EALLIN Workshop Announced for Yakutsk, March 14-18
This international workshop is part of the EALLIN project, a project which has been endorsed by the Arctic Council under the Sustainable Development Working Group (SDWG). Entitled EALLIN: Reindeer Herding and Youth, the workshop is supported by the Government of the Republic of Sakha (Yakutia) and the UNESCO Office in Moscow, which is leading the international project “The network system of open resources of traditional indigenous knowledge to mitigate and adapt to climate change in the polar regions.” Participants will include scientists and experts in the field of traditional knowledge, natural resources and environment, reindeer herders, representatives of indigenous peoples, executive and legislative authorities, NGOs and the media. The workshop will be held hand in hand with the UNESCO workshop and the celebration of the 100th Anniversary of the famous reindeer herder Il’ya Spiridonov.
The main purpose of the EALLIN project is to maintain and further develop a sustainable reindeer husbandry in the Arctic, working towards a vision of creating a better life for circumpolar reindeer herders. The project will work towards knowledge building and experience exchanges in and between local reindeer herding societies in the Arctic, with an emphasis on youth. To this end the project will focus on youth involvement, place-based workshops, local capacity building, new technology implementation, networking, dialogue between herders and industry, as well as circumpolar co-production of video and multimedia by youth.

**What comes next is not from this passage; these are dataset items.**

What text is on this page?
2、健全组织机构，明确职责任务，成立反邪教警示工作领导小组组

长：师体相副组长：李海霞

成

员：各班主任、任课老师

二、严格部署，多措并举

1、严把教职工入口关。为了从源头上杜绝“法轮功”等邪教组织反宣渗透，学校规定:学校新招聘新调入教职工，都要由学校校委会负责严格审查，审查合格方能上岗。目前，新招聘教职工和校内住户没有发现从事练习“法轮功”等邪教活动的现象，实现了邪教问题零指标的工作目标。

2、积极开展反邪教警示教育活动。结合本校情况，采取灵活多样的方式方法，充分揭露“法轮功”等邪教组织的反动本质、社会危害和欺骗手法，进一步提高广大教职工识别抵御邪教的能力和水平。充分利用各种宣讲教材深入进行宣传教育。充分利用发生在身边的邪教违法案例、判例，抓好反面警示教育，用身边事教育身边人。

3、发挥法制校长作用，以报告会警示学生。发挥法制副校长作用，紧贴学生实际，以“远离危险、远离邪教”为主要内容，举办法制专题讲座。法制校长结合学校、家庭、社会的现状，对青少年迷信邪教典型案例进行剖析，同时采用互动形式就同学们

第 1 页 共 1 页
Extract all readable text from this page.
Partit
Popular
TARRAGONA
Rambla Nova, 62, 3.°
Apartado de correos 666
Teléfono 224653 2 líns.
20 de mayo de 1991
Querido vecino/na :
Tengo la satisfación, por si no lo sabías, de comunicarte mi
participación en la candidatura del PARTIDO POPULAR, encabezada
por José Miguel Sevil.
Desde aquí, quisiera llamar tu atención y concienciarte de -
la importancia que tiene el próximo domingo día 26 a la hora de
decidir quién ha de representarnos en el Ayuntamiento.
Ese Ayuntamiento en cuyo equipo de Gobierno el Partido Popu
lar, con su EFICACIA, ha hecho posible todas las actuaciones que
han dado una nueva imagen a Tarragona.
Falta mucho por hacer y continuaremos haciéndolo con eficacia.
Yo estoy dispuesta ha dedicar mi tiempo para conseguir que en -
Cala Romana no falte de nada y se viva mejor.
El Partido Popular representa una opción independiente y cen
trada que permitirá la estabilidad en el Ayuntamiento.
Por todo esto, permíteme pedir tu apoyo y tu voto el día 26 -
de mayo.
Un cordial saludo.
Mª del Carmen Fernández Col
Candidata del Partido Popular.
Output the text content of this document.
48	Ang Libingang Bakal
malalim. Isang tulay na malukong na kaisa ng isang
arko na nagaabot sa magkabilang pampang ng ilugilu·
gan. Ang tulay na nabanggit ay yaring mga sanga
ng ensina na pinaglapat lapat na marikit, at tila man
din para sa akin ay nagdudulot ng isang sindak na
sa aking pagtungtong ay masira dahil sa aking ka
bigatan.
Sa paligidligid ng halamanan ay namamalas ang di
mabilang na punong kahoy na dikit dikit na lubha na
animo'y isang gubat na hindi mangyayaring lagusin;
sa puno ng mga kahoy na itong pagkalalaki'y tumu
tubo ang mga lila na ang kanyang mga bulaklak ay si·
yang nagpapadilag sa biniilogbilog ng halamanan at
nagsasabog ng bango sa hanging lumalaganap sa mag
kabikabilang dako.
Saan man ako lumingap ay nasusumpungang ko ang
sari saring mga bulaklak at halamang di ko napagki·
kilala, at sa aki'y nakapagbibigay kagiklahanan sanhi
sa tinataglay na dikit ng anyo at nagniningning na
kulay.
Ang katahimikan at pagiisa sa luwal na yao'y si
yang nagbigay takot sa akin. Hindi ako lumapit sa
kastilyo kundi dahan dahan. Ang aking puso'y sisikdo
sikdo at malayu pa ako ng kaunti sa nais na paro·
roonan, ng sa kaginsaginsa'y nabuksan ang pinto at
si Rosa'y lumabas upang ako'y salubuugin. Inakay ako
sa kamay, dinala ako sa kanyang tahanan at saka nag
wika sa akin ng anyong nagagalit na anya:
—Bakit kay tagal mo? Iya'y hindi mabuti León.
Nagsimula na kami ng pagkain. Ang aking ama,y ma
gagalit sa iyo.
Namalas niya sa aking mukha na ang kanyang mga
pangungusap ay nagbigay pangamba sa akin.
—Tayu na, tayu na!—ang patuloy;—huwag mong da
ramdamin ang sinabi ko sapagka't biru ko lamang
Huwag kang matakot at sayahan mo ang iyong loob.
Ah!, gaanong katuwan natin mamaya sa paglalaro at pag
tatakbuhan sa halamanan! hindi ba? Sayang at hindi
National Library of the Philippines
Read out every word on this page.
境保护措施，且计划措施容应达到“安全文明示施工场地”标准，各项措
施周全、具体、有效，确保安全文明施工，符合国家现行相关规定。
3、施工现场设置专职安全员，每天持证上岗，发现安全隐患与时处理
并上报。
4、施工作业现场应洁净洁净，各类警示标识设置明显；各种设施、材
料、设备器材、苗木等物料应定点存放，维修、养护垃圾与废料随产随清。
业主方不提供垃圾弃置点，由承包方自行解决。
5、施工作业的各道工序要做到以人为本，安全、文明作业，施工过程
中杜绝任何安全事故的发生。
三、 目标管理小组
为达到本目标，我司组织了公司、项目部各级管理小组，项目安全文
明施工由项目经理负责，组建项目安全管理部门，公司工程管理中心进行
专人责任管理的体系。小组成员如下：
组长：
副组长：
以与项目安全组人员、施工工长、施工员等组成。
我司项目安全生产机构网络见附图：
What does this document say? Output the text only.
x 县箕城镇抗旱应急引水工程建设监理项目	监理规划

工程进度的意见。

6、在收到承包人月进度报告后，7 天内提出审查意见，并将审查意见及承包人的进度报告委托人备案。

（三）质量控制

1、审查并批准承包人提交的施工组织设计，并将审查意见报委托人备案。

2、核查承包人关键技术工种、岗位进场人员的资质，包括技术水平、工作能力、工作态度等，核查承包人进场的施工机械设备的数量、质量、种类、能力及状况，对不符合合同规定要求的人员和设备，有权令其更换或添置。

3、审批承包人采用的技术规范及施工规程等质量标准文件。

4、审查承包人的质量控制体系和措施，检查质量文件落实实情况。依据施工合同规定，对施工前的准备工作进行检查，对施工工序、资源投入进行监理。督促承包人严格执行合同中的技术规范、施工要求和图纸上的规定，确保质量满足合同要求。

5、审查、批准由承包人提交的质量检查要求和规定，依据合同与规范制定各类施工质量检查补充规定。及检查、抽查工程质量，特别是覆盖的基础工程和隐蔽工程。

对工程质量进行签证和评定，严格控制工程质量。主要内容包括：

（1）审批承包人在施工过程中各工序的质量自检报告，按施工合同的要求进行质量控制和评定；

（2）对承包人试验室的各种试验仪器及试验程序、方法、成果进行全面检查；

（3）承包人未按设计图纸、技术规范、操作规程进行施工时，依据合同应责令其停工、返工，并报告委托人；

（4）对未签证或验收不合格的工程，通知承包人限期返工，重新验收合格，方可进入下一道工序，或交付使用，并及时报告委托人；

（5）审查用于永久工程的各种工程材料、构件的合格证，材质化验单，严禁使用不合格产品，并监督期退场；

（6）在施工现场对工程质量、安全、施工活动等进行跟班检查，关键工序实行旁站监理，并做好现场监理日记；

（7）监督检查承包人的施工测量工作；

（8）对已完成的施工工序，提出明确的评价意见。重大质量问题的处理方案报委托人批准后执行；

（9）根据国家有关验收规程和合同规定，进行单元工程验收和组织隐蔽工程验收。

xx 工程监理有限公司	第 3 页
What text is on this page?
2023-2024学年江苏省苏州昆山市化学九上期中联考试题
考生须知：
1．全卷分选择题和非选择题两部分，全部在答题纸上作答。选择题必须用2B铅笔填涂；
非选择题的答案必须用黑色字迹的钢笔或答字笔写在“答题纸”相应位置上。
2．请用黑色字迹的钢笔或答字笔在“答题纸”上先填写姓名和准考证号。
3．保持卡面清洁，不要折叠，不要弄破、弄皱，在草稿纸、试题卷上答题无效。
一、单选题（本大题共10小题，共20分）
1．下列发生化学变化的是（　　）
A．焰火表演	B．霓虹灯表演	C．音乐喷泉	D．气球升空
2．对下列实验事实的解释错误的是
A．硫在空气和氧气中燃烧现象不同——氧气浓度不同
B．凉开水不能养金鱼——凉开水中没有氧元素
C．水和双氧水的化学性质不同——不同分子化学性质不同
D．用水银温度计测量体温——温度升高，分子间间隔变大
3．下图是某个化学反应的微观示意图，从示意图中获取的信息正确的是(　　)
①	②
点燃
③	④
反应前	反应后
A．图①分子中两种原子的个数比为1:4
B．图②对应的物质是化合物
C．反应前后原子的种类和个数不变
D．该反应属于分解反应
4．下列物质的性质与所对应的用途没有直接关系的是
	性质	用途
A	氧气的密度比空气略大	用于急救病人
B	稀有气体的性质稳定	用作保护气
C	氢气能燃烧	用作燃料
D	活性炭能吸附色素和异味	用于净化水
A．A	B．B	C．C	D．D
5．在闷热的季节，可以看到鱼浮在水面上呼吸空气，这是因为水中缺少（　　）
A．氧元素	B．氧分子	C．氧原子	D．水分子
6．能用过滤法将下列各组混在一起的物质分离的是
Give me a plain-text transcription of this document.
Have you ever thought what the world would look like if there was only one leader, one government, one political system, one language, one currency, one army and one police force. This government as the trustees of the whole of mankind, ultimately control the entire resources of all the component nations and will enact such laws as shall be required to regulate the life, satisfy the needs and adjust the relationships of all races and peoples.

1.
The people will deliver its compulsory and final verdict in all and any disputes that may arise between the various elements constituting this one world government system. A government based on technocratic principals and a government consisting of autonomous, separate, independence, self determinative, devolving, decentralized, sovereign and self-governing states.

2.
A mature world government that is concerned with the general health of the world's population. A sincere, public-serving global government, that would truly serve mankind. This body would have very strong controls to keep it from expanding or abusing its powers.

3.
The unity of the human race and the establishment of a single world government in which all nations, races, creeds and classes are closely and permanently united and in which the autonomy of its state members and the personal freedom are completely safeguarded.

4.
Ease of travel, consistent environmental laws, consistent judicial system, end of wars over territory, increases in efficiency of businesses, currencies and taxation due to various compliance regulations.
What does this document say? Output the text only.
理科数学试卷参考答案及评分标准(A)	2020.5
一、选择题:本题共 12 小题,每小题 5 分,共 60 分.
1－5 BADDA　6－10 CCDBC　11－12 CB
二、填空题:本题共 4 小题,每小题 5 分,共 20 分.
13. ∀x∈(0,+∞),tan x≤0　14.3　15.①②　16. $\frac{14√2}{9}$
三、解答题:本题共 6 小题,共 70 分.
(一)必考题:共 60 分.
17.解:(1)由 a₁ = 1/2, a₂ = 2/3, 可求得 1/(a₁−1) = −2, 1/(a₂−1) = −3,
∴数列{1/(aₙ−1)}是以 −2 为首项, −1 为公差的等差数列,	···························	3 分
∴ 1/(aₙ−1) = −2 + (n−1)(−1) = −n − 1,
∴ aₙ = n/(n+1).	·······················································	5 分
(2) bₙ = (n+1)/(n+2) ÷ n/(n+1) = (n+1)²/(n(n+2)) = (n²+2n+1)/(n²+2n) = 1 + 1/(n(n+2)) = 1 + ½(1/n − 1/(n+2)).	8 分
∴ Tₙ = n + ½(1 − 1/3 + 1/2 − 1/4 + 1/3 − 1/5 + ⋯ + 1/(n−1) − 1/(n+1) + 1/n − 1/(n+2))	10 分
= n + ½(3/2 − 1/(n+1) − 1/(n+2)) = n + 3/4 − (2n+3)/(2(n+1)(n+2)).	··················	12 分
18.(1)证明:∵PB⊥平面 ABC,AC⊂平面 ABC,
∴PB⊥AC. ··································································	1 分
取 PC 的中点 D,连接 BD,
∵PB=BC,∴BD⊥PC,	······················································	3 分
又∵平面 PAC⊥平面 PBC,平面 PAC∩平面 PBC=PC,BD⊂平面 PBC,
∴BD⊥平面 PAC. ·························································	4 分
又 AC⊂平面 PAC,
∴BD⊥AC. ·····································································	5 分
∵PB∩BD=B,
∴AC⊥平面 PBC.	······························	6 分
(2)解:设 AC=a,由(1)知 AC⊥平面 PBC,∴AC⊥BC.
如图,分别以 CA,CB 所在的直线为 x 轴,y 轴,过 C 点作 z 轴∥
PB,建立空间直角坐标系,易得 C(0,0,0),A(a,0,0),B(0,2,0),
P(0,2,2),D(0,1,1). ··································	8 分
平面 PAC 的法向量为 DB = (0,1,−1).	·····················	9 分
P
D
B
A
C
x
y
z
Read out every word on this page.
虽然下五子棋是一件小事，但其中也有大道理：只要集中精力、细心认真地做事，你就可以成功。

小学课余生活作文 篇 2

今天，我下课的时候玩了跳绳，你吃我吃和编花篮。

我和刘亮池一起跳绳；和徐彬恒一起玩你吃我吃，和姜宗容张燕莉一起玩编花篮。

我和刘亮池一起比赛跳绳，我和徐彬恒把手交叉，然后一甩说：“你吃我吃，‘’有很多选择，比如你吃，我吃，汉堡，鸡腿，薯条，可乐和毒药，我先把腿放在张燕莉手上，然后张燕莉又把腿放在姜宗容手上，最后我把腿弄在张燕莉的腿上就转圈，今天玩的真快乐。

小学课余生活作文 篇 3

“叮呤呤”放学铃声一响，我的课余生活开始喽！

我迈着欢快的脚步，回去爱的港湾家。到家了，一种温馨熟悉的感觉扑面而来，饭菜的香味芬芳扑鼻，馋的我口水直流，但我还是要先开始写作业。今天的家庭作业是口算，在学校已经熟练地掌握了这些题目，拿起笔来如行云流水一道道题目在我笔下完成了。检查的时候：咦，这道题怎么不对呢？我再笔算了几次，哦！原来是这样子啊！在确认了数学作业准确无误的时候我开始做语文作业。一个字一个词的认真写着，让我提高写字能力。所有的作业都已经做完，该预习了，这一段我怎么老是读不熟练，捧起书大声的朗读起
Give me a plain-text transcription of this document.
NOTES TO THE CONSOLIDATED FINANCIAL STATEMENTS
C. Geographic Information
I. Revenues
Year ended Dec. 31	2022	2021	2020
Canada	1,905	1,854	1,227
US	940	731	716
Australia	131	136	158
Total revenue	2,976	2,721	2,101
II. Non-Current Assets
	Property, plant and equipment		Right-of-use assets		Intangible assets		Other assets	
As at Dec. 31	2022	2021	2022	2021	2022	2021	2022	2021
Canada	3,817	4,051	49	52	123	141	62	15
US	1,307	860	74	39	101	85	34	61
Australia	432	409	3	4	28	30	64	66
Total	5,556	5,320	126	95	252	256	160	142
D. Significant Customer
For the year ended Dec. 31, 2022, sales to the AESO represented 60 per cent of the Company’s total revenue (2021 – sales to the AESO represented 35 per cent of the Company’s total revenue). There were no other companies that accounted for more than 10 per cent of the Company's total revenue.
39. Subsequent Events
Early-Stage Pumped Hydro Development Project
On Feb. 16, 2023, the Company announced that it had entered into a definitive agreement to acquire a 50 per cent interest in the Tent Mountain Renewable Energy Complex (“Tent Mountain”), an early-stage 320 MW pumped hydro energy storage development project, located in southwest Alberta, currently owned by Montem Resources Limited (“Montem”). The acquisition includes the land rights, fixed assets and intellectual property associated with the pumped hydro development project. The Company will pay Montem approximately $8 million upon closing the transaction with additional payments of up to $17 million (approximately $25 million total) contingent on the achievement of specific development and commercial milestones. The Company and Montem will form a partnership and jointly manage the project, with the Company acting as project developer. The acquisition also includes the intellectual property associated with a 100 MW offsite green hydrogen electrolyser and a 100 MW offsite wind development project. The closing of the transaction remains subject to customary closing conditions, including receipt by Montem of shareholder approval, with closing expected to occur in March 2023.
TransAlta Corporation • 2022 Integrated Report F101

EALLIN aims to investigate how the latest scientific data and experiences on land use change combined with traditional knowledge can be used to develop a deeper understanding of global changes in the Arctic and facilitate a dialogue between developers and indigenous peoples.
EALLIN will also seek to adopt new information and communication technologies, facilitating more regular dialogue and exchange between young reindeer herders normally separated by vast Arctic distances. This will include efforts of testing and adapting existing technology solutions (ie. Virtual Learning Tools, Reindeer Portal, GIS, satellite communications, hand held digital devices and more). This part of the project will be implemented together with Arctic Portal, Iceland and other partners. The end goal is to find ways to improve the lives and collective futures of young circumpolar reindeer herders and their communities.